AURAL AUTOMATA 3 | MANUALLY CREATING SOUNDWAVES

Volume
Filter
Rate
Panning
Reverb
Delay Time
Delay Gain
         


Press the start button to hear the sine wave.



This experiment emerged from my efforts to synthesize wave forms "by hand." As I was studying the wave forms of various sounds, I thought it would be fun to draw those wave forms and use those drawings as a means to generate the corresponding audio.

This experiment is "incomplete" because, when I started, I didn't appreciate the fact that even relatively simple sounds have extremely complex, detailed wave forms and, without a ton of patience and a lot of computational power, it is not possible to sketch those.

Nonetheless, this demo is fun to play with. Use your mouse to sketch a wave form on the canvas. Make it as smooth or as jagged as you wish. Then hit the "start" button. The program will translate the coordinates of your sketch into a wave form for which the y-coordinates correspond to amplitude values. You can modulate the resulting sound using the Volume, Filter, and Rate controls, essentially making this a free-hand synthesizer rather than a oscillator-driven one. (You can also instruct the page to modulate the filter levels itself using the 'Auto Filter On' button. This creates a nice sweeping effect for many wave forms. The 'R2-D2' button randomly samples playrate values.)

The drawing you create will not be reproduced as a sound wave exactly, partly because I've taken a few processing shortcuts. For example, the x-axis provides a convenient way to think about time while drawing, but, in fact, it does not represent time explictly. Instead, as you're drawing (in real time), the y-coordinate of the mouse is pushed into an array. As a result, where (with respect to the x-axis) you draw is irrelevant to the wave being built. Fortunately, the removal of this constraint gives you more freedom to explore. Try writing your name. Or drawing a cat. Or creating vertical or diagonal streaks. Try drawing a circle (the easiest way to make a sine wave). There are a lot of neat things that can be created.

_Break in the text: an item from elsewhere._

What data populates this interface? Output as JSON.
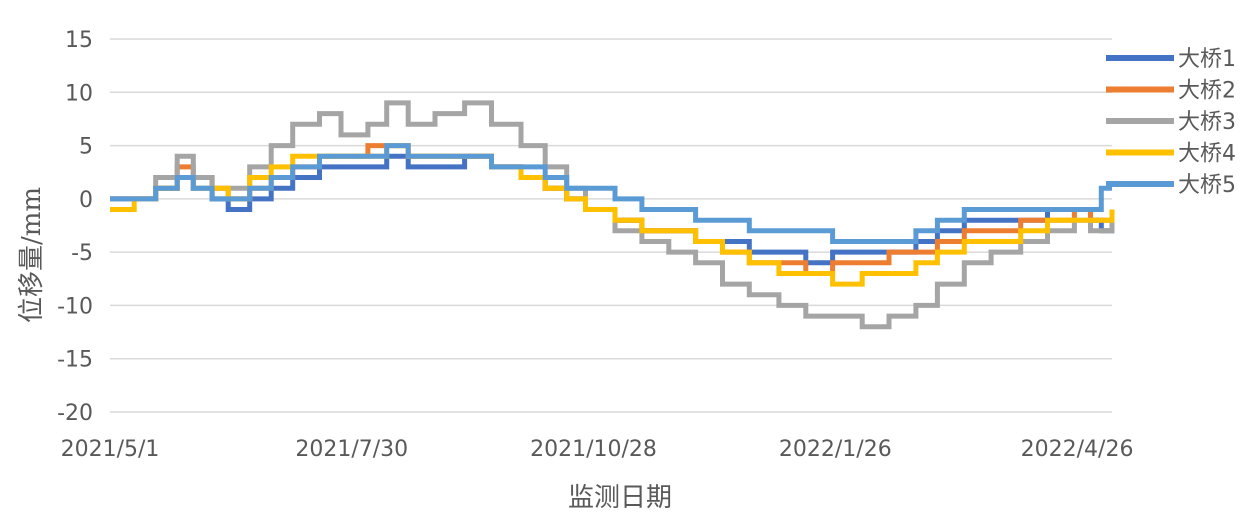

If your computer can handle it, one way to create some rich sounds is by opening this page in 4 or more tabs and having multiple waves playing at once, each of which being auto-filter modulated. Here is a brief sample of ambient drones from an experiment involving 6 tabs rendering distinct waves at once.

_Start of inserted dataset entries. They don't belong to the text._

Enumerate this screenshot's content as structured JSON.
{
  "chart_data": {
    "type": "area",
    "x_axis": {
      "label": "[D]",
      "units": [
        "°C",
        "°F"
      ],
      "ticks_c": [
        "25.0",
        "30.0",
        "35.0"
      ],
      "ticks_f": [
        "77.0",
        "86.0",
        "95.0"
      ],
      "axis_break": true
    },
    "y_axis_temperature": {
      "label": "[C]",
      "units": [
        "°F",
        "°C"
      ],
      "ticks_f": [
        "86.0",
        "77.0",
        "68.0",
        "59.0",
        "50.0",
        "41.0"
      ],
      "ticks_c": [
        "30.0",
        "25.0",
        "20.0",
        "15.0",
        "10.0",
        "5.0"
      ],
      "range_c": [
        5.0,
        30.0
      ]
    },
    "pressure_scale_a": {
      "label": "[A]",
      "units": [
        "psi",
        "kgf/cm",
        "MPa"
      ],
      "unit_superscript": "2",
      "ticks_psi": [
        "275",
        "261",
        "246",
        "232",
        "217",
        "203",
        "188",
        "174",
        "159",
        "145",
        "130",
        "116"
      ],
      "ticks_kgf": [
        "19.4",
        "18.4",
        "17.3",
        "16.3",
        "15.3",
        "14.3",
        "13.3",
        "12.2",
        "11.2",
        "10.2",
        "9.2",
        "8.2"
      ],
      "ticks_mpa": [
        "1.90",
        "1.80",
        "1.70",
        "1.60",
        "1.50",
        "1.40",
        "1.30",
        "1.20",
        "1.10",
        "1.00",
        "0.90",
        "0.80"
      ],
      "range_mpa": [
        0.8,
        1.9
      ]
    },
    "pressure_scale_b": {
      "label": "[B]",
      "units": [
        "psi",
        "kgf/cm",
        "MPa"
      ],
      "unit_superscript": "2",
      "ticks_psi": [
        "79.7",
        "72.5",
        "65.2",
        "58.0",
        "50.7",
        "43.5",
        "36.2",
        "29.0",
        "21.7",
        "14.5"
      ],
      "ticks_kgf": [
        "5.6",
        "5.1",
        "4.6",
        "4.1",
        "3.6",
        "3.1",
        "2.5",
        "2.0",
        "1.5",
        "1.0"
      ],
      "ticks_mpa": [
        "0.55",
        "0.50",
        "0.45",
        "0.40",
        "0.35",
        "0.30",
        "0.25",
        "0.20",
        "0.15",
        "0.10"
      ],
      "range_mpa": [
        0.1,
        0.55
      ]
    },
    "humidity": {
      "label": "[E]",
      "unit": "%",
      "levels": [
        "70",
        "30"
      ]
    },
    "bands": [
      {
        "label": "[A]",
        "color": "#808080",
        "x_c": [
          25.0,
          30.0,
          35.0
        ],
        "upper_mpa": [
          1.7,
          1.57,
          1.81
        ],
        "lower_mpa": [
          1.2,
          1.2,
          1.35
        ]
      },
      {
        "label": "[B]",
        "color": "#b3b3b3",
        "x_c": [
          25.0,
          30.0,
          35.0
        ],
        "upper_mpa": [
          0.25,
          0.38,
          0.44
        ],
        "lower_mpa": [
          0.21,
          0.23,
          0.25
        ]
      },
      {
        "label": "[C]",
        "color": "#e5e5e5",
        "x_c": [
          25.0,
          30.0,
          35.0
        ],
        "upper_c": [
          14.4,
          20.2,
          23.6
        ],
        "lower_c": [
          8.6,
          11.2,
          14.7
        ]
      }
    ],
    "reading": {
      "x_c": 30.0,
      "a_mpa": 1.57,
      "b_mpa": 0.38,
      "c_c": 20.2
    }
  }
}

When you press "start", the program will show you, in a dark-blue color, the curve it has imputed from your drawing and that is being rendered as audio. The program will automatically loop the wave and continue to play it until you press "stop." If you ignore the x-axis and simply draw, draw, draw, you can make a longer audio clip. But these longer curves take longer to process and may slow your machine. A typical curve, drawn from the left to the right, will produce a sound wave about a tenth of a second long before looping back on itself.

The page opens with a pre-drawn sine wave--a form considered a pure tone. In digital audio, this is a primitive that can be duplicated and manipulated to re-create any sound. You can hear this pure tone as a starting point by pressing "start." In my opinion, this particular wave form, combined with moderate reverb and the R2-D2 function, produces some really nice sounds.